Pubget.com was a free service for non-profit institutions and their libraries and researchers. The site provided direct access to full-text content from 450 libraries around the world. It was announced in January 2012 that Pubget was acquired by Copyright Clearance Center. The service was closed in 2017.

== Products and services ==

Search Engine

Pubget's search engine retrieved article citations and full text PDFs from PubMed, ArXiv, Karger, American Society for Microbiology, IEEE, RSS feeds, XML from publishers, and Open Archive sources. The company's search engine contained over 28 million scientific documents and added 10,000 papers each day. Pubget created a link directly from the article citation to the paper itself via a continuously updated database of links. Because of this database, users were directly linked from a citation to the full-text paper.

Access to closed full-text PDFs was granted through the institution's subscriptions. Pubget did not bypass copyright laws and therefore displayed only the abstract of restricted papers if the end user did not have institutional access.

PaperStats

Pubget PaperStats was a usage and spend analysis tool for libraries. PaperStats automatically harvested serials usage statistics delivering consolidated usage, cost, and other reports directly from publishers. Content performance could be assessed through cost-per-view analysis.
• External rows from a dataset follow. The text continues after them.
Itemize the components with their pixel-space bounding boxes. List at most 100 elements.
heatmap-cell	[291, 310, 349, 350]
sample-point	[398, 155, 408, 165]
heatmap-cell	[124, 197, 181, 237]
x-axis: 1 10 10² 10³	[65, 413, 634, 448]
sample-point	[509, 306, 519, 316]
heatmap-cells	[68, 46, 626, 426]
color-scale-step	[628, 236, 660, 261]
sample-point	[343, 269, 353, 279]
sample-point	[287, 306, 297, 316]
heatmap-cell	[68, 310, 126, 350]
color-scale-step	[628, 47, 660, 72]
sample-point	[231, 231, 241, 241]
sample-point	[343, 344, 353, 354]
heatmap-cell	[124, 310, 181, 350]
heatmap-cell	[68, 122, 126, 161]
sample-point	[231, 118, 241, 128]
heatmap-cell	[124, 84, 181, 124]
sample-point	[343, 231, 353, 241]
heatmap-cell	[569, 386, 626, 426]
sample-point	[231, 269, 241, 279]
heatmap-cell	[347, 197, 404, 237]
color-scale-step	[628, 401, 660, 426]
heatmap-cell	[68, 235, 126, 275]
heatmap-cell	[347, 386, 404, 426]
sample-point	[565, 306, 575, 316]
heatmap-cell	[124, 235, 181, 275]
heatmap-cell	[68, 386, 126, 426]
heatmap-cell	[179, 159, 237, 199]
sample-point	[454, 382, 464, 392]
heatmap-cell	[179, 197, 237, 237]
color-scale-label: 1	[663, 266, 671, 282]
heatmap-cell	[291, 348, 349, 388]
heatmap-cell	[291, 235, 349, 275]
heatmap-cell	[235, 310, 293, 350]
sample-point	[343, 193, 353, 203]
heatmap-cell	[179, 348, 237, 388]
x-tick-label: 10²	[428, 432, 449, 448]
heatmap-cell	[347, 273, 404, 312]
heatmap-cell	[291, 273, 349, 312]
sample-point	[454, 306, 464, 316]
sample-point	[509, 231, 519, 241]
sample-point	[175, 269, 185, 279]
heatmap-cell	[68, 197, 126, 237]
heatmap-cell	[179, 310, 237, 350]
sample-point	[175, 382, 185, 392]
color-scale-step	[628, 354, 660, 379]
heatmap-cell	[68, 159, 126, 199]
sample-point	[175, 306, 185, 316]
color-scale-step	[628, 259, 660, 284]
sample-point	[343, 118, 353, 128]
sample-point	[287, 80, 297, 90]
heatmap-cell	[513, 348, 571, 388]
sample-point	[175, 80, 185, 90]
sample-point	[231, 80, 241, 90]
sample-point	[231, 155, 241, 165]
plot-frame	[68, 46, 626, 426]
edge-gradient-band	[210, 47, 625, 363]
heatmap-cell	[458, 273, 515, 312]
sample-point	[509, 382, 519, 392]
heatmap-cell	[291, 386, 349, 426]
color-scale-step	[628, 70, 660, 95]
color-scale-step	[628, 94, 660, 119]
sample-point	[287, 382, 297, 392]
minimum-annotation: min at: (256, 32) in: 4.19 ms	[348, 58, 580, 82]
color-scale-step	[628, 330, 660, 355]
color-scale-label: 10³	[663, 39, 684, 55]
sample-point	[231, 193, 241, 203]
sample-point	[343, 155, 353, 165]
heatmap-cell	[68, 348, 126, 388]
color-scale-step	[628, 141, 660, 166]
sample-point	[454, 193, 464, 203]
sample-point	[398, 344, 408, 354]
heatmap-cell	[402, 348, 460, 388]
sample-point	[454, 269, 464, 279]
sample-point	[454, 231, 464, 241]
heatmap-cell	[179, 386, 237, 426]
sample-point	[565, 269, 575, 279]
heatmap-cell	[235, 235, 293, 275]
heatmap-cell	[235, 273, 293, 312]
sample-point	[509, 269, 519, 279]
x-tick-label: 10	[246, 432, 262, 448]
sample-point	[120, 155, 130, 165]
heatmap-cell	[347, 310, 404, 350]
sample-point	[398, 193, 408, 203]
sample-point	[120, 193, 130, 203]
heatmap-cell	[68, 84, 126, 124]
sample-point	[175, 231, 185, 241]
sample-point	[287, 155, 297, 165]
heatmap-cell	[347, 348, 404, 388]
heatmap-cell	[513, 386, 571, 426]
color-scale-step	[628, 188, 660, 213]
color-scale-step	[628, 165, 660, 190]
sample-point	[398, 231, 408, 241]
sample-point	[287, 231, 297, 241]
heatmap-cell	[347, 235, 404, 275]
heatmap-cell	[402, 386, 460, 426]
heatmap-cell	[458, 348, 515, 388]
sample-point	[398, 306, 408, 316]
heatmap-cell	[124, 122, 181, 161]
Upon introduction, PaperStats was beta tested with the USC Norris Medical Library and yielded positive results for Pubget, USC and the library community.

PaperStore

The Pubget PaperStore provided Pubget users the option of purchasing full text papers from thousands of journals on the search engine results page. Content rights and delivery were provided by document delivery vendor, Reprints Desk.

Advertising

Pubget provided several advertising solutions. Customers included Bio-Rad, Agilent, and other scientific brands. Ads were matched with paper content via contextual targeting. For example, manufacturers of a piece of scientific equipment could pay to advertise alongside a paper that mentions using said product. Pubget, however, did not reveal data on individual users and their searches.

Textmining

Pubget's textmining technology allowed research and development teams to uncover specific text strings across large groups of papers.

PaperStream

PaperStream was a web app that allowed lab teams to share, store, and find documents all in one place. PaperStream organized companies’ subscriptions, purchased papers, and internal documents into an automated library database.

API

Pubget's API provided access to its search and linking technology from third-party websites.